Meu pai é calado, mas sempre
consigo perceber sua presença em casa. Ele dá comida aos cachorros, escuta
música. Conta para minha mãe as piadas que lê no jornal. Ele compra cebolinhas
em conserva desde que descobriu que eu gosto, assim como compra frango pra
agradar ao Wendell e pão de queijo para minha mãe. Ele sempre me pede pra pagar
as contas pra ele. Sempre em cima da hora. Ele assiste calado aos jogos de
futebol: se o time dele ganhar ou perder, não importa: meu pai fica caladinho.
Meu pai tosse muito de manhã e eu escuto do meu quarto. Ele toma remédio todo
dia antes de ir dormir. Eu odeio, mas ele fuma escondido. Eu amo chegar em casa
e ver ele no sofá assistindo TV. Eu amo ouvir ele contando piadas. Sinto toda
ternura do mundo olhando para meu pai.
Minha mãe faz qualquer comida ficar
gostosa, até com cebola. Ela sempre entra no meu quarto e diz que tenho que
abrir a janela, pra renovar o ar. Minha mãe sempre me interrompe quando estou assistindo
filme e não entendo porque isso me irrita. Eu quase não a vejo durante semana.
Quando chego, ela já foi dormir, saio antes de ela se levantar. Mas sempre tem
um bilhetinho, dizendo que tem salada na geladeira, que minha marmita é a de
tampa verde, que me ama. Minha mãe sempre implica com a minha roupa, mas sempre
fala bem de mim pras amigas dela. Minha mãe sempre me fala a coisa certa, na
hora certa. Quando eu to chorando, ela sabe o porquê, mesmo que eu não fale
nada. Minha mãe mima mais o Frejat (o gato) do que a mim. Minha mãe fica cantarolando
as músicas que eu estou ouvindo. Minha mãe conversa horas no telefone, sempre
dando conselho pra todo mundo. Minha mãe fica irritada quando eu digo que ela
prefere o Chris. Eu sei que ela me ama igual – e ao Wendell também, mas acho
divertido deixar ela nervosa. Minha mãe é a mulher da minha vida.

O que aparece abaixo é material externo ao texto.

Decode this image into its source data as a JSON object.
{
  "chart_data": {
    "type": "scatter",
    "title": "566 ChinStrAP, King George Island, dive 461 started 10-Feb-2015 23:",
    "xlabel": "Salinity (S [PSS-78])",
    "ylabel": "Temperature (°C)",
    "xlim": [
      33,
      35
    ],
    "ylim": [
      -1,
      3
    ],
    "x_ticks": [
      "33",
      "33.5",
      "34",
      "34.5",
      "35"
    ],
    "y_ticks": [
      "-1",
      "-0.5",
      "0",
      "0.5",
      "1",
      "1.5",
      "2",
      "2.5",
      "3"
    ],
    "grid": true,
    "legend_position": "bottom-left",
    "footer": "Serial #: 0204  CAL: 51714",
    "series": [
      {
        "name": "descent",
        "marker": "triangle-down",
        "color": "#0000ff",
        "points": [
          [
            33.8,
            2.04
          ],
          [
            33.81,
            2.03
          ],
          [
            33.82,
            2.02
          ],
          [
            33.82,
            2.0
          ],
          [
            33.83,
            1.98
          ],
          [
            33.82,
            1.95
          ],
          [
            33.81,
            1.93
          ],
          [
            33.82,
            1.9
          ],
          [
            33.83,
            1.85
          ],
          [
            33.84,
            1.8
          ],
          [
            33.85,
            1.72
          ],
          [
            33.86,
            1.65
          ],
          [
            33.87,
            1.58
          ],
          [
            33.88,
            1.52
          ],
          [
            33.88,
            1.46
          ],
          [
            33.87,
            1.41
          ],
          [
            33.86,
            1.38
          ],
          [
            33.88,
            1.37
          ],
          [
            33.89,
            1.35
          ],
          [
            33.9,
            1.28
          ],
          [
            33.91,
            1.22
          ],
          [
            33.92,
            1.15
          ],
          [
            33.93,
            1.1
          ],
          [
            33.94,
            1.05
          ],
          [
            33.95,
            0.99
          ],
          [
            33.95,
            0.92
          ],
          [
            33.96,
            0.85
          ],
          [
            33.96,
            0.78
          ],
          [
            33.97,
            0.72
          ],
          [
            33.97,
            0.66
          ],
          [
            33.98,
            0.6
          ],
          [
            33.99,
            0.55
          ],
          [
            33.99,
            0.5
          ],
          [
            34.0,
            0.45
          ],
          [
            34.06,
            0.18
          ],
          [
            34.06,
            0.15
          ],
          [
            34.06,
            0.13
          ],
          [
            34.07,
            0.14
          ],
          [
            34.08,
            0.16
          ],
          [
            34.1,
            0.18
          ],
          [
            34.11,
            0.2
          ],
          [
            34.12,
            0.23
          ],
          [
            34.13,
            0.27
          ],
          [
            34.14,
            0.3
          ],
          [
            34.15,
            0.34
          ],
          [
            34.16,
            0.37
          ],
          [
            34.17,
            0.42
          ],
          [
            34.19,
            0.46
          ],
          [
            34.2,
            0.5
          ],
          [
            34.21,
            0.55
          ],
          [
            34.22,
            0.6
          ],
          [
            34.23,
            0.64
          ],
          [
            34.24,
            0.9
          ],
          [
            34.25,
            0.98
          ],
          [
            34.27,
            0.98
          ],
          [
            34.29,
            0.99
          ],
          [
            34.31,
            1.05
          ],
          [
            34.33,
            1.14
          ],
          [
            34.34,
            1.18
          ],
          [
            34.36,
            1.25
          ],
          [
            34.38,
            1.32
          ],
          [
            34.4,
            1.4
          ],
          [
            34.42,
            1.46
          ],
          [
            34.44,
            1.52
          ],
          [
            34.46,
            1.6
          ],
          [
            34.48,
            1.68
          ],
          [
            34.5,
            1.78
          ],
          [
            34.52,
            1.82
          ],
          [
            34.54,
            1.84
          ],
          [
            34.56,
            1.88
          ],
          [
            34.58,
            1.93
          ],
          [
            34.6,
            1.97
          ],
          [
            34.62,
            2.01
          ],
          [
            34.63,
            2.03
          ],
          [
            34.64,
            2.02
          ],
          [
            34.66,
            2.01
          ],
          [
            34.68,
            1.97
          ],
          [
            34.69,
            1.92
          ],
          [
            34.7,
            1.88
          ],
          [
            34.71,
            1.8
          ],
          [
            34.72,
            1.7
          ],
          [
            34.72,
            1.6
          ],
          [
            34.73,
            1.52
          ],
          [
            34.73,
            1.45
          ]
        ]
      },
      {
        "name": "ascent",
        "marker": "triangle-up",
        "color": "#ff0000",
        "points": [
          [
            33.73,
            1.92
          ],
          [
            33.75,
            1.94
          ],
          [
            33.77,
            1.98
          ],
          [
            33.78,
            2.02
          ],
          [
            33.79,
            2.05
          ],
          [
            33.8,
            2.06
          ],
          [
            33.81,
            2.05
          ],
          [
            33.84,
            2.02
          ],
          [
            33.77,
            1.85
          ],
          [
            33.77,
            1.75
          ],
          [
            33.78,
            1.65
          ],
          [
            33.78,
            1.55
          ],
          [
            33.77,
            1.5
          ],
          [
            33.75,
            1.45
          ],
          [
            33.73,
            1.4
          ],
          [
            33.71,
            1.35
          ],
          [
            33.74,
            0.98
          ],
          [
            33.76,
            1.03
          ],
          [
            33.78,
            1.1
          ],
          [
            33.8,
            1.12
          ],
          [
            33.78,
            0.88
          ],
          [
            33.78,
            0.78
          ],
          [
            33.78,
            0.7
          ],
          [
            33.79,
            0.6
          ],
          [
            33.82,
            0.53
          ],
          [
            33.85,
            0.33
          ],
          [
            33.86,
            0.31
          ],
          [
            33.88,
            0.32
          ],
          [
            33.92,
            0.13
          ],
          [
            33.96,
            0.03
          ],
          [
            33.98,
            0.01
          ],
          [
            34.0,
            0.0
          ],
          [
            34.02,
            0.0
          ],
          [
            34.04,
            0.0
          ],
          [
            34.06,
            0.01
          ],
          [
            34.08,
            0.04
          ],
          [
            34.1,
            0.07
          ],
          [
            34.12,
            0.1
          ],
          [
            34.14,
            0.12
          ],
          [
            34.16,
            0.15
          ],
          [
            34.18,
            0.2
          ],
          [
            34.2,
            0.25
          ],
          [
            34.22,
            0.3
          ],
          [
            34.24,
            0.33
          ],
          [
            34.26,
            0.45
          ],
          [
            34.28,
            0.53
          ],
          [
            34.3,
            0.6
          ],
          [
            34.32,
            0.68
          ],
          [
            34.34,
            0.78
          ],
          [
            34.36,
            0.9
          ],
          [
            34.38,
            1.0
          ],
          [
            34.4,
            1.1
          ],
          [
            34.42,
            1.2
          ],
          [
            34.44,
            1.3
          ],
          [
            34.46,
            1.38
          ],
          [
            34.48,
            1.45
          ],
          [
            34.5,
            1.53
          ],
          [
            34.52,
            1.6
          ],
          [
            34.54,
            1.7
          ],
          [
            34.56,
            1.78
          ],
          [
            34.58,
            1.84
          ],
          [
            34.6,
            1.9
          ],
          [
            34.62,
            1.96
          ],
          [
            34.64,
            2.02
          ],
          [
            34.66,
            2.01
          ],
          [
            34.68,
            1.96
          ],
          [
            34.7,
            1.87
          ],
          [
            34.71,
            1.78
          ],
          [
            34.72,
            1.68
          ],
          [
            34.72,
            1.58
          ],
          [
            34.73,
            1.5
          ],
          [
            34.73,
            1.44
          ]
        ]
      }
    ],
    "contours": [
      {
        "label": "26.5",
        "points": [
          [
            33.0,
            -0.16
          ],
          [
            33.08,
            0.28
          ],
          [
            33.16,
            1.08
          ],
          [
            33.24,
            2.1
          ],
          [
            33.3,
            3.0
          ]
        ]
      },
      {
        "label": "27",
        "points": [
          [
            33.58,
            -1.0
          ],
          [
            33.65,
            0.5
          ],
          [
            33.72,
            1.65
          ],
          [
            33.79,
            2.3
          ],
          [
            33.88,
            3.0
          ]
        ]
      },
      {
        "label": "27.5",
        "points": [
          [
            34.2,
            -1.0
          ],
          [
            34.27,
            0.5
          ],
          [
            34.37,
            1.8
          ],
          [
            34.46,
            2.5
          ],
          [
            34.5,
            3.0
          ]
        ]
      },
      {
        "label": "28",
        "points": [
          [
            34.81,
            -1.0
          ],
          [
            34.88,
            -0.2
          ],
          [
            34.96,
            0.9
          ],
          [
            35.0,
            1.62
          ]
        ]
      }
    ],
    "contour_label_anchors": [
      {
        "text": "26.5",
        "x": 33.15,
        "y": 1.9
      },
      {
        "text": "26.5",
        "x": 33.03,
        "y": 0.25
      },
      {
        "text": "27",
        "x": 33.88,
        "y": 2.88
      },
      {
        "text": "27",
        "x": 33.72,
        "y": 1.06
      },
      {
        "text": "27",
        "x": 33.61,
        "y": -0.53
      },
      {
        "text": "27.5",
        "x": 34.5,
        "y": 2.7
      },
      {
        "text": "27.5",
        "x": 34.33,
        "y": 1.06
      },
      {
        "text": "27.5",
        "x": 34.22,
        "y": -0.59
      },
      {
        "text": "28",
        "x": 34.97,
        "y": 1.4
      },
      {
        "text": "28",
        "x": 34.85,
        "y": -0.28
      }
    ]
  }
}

O Wendell fica só no quarto dele,
conversando com mil amigos na Internet. Acho que ele é popular e querido. Não é
para menos, afinal, sempre soube que ele era um homem bom. Às vezes, quero
dormir e ele está conversando na Internet e eu não consigo. Ele sai do quarto
só pra fazer comida. Sempre um prato diferente. Quase sempre fica bom. Digo
quase porque ele não gosta muito de sal, como eu. O Wendell é romântico como a
irmã. E tem fases de músicas: Milton, Clara Nunes, Legião. No quarto dele tem
mais livro que no meu. E pensar que eu dava dicas de livros pra ele. Ele me
odeia por não gostar dos cachorros, mas sempre me ajuda quando preciso. Ele
também sabe quando tô triste e tem um jeito pra me consolar. Ele escuta minhas
confissões amorosas (ou não!) e conta pra mãe. Eu nunca aprendo. Ele sempre
está no banheiro quando quero tomar banho. Ele sempre coloca cebola na comida quando
não quer dividir comigo. Ele sempre leva as coisas que eu esqueço até o ponto
de ônibus. Quando já me deitei, chamo-o pra apagar a luz pra mim. Ele morre de
raiva disso, mas sempre faz. Ele é minha versão masculina, mais nova. Me vejo
olhando pra ele.
O Chris tem um nome difícil. Pra
mim, ele é só Chris, meu companheiro de infância, de histórias alegres e
tristes. O Chris, desde o casamento, é uma ausência presente. Quando tem a comida
que ele gosta, quando tem que consertar as coisas, quando passa o Cruzeiro na
televisão, nos álbuns de nós dois pequenininhos. O Chris é uma ausência que
dói. O Chris é uma alegria quando vem em casa.
Agora, prestes a sair daqui, não
consigo imaginar como fazer sem eles.